The story so far: The Supreme Court on Monday dismissed a writ petition challenging provisions of the Special Marriage Act (SMA), 1954 requiring couples to give a notice declaring their intent to marry 30 days before their marriage.
What does the petition seek? What did the court say?
The Supreme Court on Monday dismissed a writ petition challenging the Constitutional validity of certain provisions of the SMA under which couples seek refuge for inter-faith and inter-caste marriages. The writ petition has called these provisions violative of the right to privacy guaranteed under Article 21 of the Constitution as they require couples to give a notice of 30 days before the date of marriage inviting objections from the public. The writ petition filed by counsels K. R. Sripathi and Anupama Sripathi and advocate on record Sriram Parakkat has also said that the provisions contravene Article 14 on prohibition of discrimination on grounds of religion, race, caste and sex as well as Article 15 on right to equality as these requirements are absent in personal laws.
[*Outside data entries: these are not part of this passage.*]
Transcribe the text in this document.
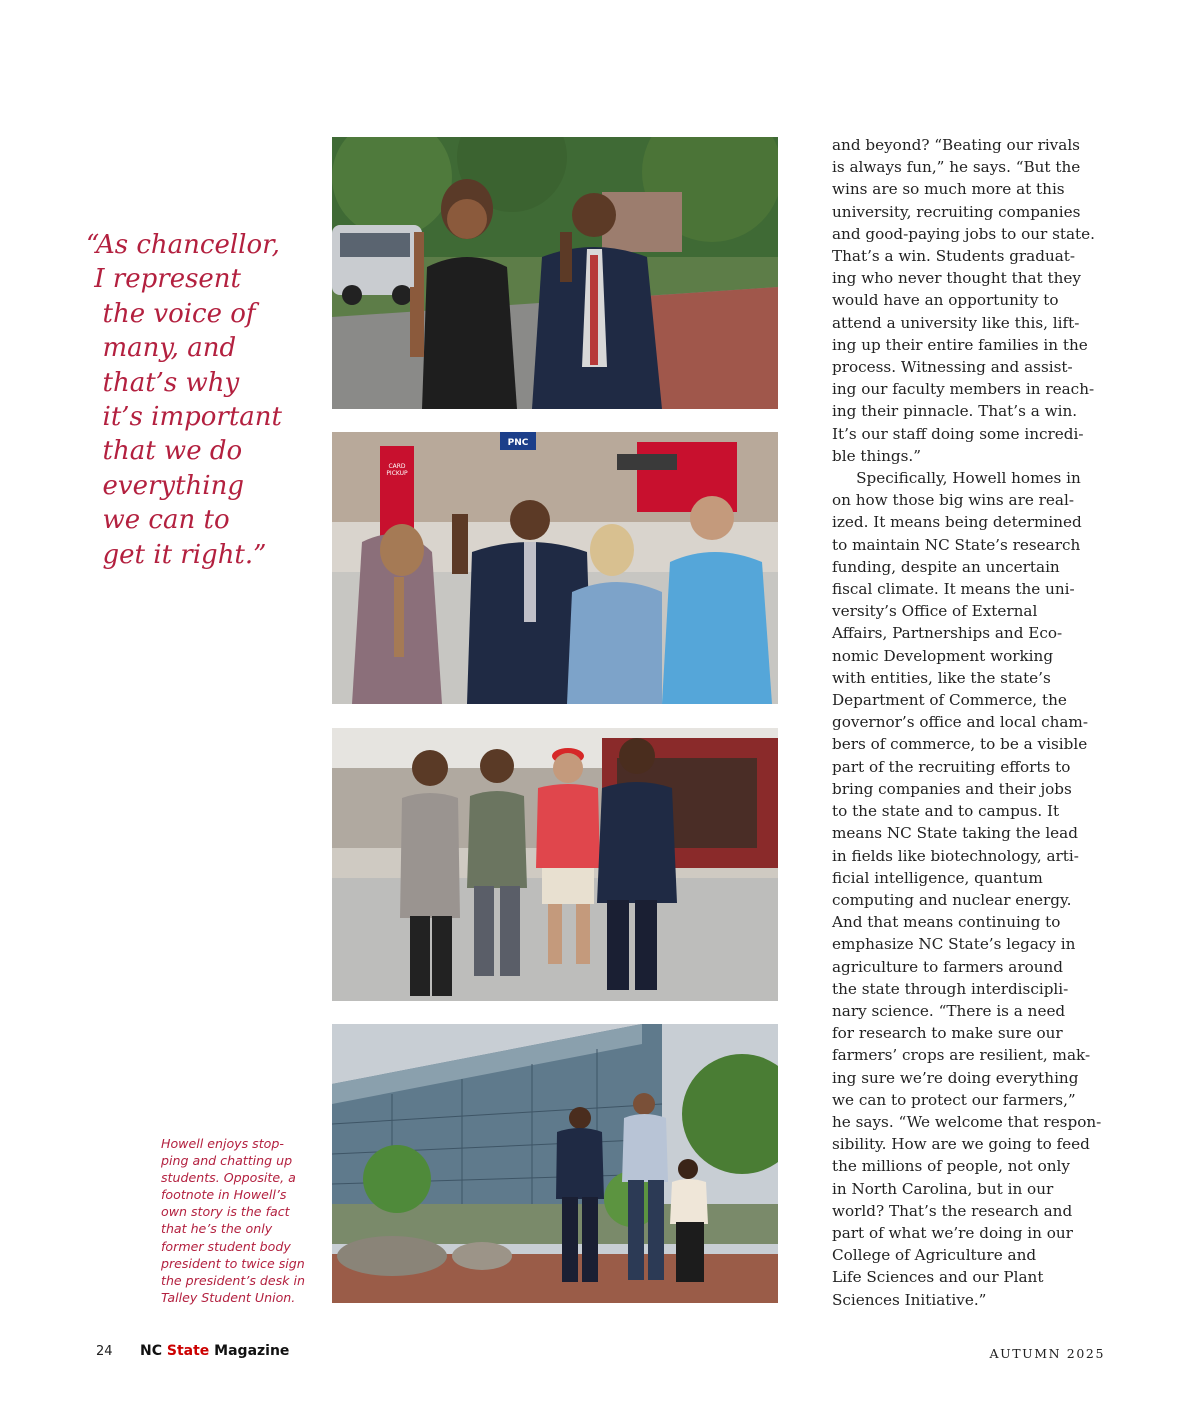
“As chancellor,
I represent
the voice of
many, and
that’s why
it’s important
that we do
everything
we can to
get it right.”
CARD PICKUP
PNC
Howell enjoys stop-
ping and chatting up
students. Opposite, a
footnote in Howell’s
own story is the fact
that he’s the only
former student body
president to twice sign
the president’s desk in
Talley Student Union.
and beyond? “Beating our rivals
is always fun,” he says. “But the
wins are so much more at this
university, recruiting companies
and good-paying jobs to our state.
That’s a win. Students graduat-
ing who never thought that they
would have an opportunity to
attend a university like this, lift-
ing up their entire families in the
process. Witnessing and assist-
ing our faculty members in reach-
ing their pinnacle. That’s a win.
It’s our staff doing some incredi-
ble things.”
Specifically, Howell homes in
on how those big wins are real-
ized. It means being determined
to maintain NC State’s research
funding, despite an uncertain
fiscal climate. It means the uni-
versity’s Office of External
Affairs, Partnerships and Eco-
nomic Development working
with entities, like the state’s
Department of Commerce, the
governor’s office and local cham-
bers of commerce, to be a visible
part of the recruiting efforts to
bring companies and their jobs
to the state and to campus. It
means NC State taking the lead
in fields like biotechnology, arti-
ficial intelligence, quantum
computing and nuclear energy.
And that means continuing to
emphasize NC State’s legacy in
agriculture to farmers around
the state through interdiscipli-
nary science. “There is a need
for research to make sure our
farmers’ crops are resilient, mak-
ing sure we’re doing everything
we can to protect our farmers,”
he says. “We welcome that respon-
sibility. How are we going to feed
the millions of people, not only
in North Carolina, but in our
world? That’s the research and
part of what we’re doing in our
College of Agriculture and
Life Sciences and our Plant
Sciences Initiative.”
24 NC State Magazine	AUTUMN 2025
A Bench of Justices Dinesh Maheshwari and Bela M. Trivedi rejected the writ petition on the grounds that the petitioner, 35- year-old Athira Sujatha, was no longer an aggrieved party as she had already solemnised her marriage under SMA. The petitioner's lawyers said that they were now deliberating on an alternative approach to initiate this litigation such as through a public interest litigation involving other victims. Another writ petition in Nandini Praveen vs Union of India & Others filed on similar grounds was admitted by the Supreme Court in 2020 and the government’s reply to is awaited.
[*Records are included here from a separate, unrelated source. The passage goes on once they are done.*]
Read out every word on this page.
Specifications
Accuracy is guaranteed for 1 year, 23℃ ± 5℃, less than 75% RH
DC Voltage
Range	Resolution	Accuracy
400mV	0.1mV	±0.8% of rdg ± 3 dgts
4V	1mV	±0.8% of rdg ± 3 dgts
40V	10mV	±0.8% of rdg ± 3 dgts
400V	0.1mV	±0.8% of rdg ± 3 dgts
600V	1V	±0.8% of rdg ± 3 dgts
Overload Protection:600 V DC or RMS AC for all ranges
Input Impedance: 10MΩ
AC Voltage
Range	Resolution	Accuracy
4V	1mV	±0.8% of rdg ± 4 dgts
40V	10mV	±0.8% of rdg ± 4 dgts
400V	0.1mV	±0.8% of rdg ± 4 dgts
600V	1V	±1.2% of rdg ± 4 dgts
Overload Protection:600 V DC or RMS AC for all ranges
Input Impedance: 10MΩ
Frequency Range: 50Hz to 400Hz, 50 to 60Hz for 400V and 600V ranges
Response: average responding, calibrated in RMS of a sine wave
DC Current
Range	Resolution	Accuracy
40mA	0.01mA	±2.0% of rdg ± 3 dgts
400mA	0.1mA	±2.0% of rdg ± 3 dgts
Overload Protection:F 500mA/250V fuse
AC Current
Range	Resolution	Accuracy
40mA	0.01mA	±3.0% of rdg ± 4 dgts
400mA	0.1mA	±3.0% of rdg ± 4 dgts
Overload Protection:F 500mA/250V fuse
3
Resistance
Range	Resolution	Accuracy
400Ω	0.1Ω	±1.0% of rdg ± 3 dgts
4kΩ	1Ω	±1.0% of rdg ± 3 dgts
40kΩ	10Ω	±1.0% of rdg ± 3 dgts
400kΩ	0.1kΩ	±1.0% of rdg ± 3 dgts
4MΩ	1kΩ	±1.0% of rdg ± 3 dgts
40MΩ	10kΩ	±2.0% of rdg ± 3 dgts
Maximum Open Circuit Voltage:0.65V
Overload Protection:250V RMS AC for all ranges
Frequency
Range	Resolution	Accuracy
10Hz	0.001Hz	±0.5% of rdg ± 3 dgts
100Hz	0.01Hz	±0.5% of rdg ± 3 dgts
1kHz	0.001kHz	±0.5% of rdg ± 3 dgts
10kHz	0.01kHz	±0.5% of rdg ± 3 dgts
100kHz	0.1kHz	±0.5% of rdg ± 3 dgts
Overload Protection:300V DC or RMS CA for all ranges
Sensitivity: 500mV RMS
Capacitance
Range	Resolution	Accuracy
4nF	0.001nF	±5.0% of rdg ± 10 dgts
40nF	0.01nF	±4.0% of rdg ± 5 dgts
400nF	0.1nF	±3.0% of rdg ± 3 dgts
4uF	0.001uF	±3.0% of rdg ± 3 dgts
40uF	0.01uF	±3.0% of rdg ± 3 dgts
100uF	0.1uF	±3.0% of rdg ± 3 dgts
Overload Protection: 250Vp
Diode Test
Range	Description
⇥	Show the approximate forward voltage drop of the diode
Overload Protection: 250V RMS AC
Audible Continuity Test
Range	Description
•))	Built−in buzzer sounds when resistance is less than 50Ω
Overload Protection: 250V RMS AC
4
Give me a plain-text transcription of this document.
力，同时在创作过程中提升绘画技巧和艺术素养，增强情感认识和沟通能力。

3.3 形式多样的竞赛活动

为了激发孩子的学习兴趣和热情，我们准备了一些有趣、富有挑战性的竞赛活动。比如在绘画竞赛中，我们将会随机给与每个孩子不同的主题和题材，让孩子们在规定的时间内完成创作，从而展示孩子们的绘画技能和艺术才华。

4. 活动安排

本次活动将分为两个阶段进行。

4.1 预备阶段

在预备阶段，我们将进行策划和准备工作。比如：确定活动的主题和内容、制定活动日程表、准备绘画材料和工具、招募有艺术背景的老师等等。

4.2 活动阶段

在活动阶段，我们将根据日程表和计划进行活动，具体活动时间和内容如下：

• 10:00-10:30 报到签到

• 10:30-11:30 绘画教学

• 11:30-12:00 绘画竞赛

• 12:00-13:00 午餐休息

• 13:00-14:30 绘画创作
What are the provisions that have been challenged?
Section 5 of the SMA requires couples getting married under it to give a notice to the Marriage Officer 30 days before the date of marriage. The writ seeks striking down of provisions that follow in Section 6 to Section 10. Section 6 requires such a notice to be then entered into the Marriage Notice Book maintained by the Marriage Officer, which can be inspected by “any person desirous of inspecting the same”. These notices have to be also affixed at a “conspicuous place” in the office of the Marriage Officer so that anyone can raise an objection to the marriage. Section 7 provides the process for making an objection such as if either party has a living spouse, is incapable of giving consent due to “unsoundness of mind” or is suffering from mental disorder resulting in the person being unfit for marriage or procreation. Section 8 specifies the inquiry procedure to be followed after an objection has been submitted.
The petition reads, “The impugned provisions, by throwing the personal information of the individuals open to public scrutiny, seriously damage one’s right to have control over her or his personal information and its accessibility. By making the personal details of the couple accessible to everyone, the very right of the couple to be the decision makers of their marriage is being hampered by the state.”
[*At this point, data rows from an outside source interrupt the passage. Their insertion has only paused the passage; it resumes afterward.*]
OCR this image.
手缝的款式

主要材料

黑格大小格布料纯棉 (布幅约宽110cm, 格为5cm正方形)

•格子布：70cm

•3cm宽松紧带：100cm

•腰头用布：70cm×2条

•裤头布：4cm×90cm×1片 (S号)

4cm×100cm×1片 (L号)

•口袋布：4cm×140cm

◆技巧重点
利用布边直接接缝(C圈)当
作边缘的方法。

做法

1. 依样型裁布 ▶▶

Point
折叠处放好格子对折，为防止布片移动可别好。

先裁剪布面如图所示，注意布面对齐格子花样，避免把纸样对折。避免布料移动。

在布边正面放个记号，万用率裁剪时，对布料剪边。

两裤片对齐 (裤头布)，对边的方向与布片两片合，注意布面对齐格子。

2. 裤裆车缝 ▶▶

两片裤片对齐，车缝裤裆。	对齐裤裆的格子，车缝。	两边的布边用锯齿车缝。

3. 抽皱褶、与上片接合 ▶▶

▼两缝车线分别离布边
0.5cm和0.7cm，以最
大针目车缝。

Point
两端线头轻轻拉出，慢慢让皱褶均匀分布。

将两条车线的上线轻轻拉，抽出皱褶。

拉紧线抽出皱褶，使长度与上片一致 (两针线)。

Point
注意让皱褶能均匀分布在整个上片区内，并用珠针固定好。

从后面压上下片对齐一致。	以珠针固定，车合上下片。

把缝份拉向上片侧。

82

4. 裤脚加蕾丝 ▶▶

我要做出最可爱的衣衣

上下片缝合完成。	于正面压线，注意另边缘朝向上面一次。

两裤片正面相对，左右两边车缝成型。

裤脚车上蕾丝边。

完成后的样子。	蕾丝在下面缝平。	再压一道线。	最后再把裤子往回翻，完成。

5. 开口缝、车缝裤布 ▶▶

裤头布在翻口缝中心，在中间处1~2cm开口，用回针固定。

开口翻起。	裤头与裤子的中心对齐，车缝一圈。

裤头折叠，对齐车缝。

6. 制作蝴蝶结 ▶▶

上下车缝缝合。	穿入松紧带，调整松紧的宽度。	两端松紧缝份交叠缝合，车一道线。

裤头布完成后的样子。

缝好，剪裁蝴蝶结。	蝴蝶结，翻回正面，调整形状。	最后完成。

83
How do these provisions make couples vulnerable?
These public notices have been used by anti-social elements to harass couples getting married. In Athira’s case, who got married in 2019 under SMA, her marriage notice containing her address was circulated on Facebook and WhatsApp calling on people to visit her parents and make them “aware” about her marriage. While Athira had the support of her parents, for many others who often marry without their parent’s consent this can be life-threatening. There have been instances, where marriage officers have gone over and beyond the law and sent such notices to the parents of the couple leading to a Muslim woman in Delhi being confined to her house by her parents in March 2020 until her boyfriend filed a habeus corpus in the Delhi High Court. Following another petition, the Sub-Divisional Magistrate (SDM) was slapped with a contempt notice and the Delhi government issued a warning to all SDMs in the State. The Haryana government has laid down 16 pre-requisites which ask couples to issue a notice in a newspaper and that such notices be sent to their parents. In certain States, couples have to seek a no-objection certificate from their parents. The Maharashtra Department of Registration and Stamps publicly shares the details of couples marrying under SMA on its website and so did the Kerala government until Athira came forward and pointed out that this allowed communal elements to access personal details and threaten and harass couples. Many also complain about the behaviour of the staff at the SDM’s office who often delete or delay applications and dissuade couples from marrying under SMA and ask them to convert at a Arya Samaj temple. With as many as 11 States passing anti-conversion (or so called love-jihad) laws, parents and the State are now armed to punish and harass such couples.
- The Supreme Court on Monday dismissed a writ petition challenging the Constitutional validity of certain provisions of the Special Marriage Act, 1954 under which couples seek refuge for inter-faith and inter-caste marriages.
- The writ petition has called the provisions under the SMA violative of the right to privacy guaranteed under Article 21 of the Constitution as they require couples to give a notice of 30 days before the date of marriage inviting objections from the public.
- These public notices have been used by anti-social elements to harass couples getting married.